PGA Tour Quality Shots

PGA Tour Quality Shots

Partnered with the PGA Tour to let golfers compare their best approach shots to the pros — and share them.

Role

Lead Designer (UX & UI)

Team

Design, Engineering, Product Management, PGA Tour

Timeline

3-4 Months

Company

Arccos Golf

The Opportunity

Arccos tracks every shot a golfer hits. The PGA Tour, through ShotLink, has data on every shot hit on Tour. The partnership idea was straightforward: compare amateur approach shots to the pros. Approaches are the most measurable, most relatable shot type. Everyone knows what it means to stick an iron close.

The goals stacked up. Give amateurs a real benchmark for their best shots. Give the PGA Tour a consumer touchpoint that puts their data in people's hands. And create shareable moments that drive engagement for both brands.

Designing Within the Lines

The PGA Tour had strict brand guidelines. The "PGA TOUR QUALITY APPROACH" badge, colors, and logo placement all went through their review process. Every screen that carried Tour branding needed approval.

The challenge was making the PGA Tour branding feel premium and integrated, not like a sponsor sticker slapped on top. It had to feel native to the Arccos experience while clearly communicating the partnership. That meant careful typography, color usage, and placement decisions.

Hole 11 map with shot traces showing drive, 8-iron approach, and putt for a birdie.

The edit shot panel with PGA TOUR QUALITY APPROACH branding integrated into the club, lie, and penalty options.

Jack Palmer's player profile with a list of recent rounds and quality shots woven into the feed.

Surfacing Your Best

After a round, the system identifies approach shots that meet PGA Tour quality thresholds using ShotLink data.

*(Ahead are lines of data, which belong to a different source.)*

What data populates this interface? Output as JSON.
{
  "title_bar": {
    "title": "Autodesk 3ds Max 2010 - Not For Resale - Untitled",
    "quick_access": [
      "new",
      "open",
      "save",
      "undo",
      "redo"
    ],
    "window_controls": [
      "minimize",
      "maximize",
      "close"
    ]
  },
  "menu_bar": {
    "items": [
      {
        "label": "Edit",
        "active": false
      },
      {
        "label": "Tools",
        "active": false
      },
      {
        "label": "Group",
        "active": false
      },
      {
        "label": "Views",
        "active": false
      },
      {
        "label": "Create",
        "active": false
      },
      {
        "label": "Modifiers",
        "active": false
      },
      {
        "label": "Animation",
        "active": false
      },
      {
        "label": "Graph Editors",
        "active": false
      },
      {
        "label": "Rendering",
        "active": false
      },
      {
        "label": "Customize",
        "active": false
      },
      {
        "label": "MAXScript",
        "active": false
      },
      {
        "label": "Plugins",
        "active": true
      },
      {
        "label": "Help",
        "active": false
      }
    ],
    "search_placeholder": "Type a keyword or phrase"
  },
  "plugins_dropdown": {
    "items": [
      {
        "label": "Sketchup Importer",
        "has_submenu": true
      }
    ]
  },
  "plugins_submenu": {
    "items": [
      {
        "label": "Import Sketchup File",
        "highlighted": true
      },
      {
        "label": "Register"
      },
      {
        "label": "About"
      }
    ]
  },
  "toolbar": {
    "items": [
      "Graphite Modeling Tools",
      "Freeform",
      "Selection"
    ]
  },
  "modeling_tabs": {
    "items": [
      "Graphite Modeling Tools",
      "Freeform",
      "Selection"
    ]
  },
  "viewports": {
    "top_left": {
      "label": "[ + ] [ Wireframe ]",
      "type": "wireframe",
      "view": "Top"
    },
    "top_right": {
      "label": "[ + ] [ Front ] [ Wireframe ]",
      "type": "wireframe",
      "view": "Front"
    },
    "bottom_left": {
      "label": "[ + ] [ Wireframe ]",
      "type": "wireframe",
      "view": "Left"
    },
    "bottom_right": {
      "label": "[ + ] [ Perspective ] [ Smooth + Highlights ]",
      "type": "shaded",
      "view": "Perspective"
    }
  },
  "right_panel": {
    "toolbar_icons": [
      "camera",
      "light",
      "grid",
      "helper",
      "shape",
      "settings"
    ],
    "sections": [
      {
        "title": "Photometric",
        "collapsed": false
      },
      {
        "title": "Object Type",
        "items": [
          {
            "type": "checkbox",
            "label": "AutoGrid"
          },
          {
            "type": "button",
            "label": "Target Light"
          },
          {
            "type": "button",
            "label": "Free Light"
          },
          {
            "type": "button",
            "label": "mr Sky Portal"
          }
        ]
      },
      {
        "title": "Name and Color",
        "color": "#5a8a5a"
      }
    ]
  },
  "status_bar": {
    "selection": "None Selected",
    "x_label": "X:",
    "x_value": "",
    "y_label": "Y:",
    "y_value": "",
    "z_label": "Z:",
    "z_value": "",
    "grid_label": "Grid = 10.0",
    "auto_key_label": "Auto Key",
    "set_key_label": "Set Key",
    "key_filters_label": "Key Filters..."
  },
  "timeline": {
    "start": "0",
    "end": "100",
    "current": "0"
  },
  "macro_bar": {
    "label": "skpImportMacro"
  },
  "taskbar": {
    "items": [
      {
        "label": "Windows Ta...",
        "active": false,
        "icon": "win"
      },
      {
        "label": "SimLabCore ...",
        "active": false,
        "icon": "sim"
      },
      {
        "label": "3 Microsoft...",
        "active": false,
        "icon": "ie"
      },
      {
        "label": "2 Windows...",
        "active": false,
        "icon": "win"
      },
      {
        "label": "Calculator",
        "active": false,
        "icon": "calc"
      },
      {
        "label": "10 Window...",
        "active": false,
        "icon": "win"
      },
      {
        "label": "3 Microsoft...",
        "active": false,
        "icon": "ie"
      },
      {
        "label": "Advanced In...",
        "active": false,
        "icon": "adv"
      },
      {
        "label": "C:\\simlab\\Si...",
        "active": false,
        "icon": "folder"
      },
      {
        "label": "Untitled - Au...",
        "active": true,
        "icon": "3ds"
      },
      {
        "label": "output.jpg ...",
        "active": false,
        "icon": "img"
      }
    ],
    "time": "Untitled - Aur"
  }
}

These get surfaced as "Top Shots" in the player's feed, no digging required. The best shots from your round are waiting for you.

The harder design problem was translating raw ShotLink data into something that felt meaningful to an amateur. "Better than 71% of shots on Tour" is immediately understandable. Club, distance, result, wind conditions provided the context that makes a stat feel real instead of abstract. Every detail on the card had to earn its place.

Dashboard showing Top Shots from the last round as cards alongside Caddie's Outlook.

Full Top Shot card showing 'Better than 71% of shots on tour' with 8-iron, 158 yards to 4 feet.

The same shot card with iOS share sheet open showing options for Instagram, Messages, and more.

Built to Share

The share card had to look good everywhere. Instagram Stories, iMessage, Twitter, anywhere a golfer might post it. It needed to stand on its own. Someone who's never used Arccos should look at a shared quality shot and immediately understand what it means: this person hit a shot better than most pros.

Golfers actually shared. The quality shot cards became a genuine word-of-mouth channel. The PGA Tour expanded the partnership based on engagement numbers, with plans to extend beyond approaches to drives and other shot types.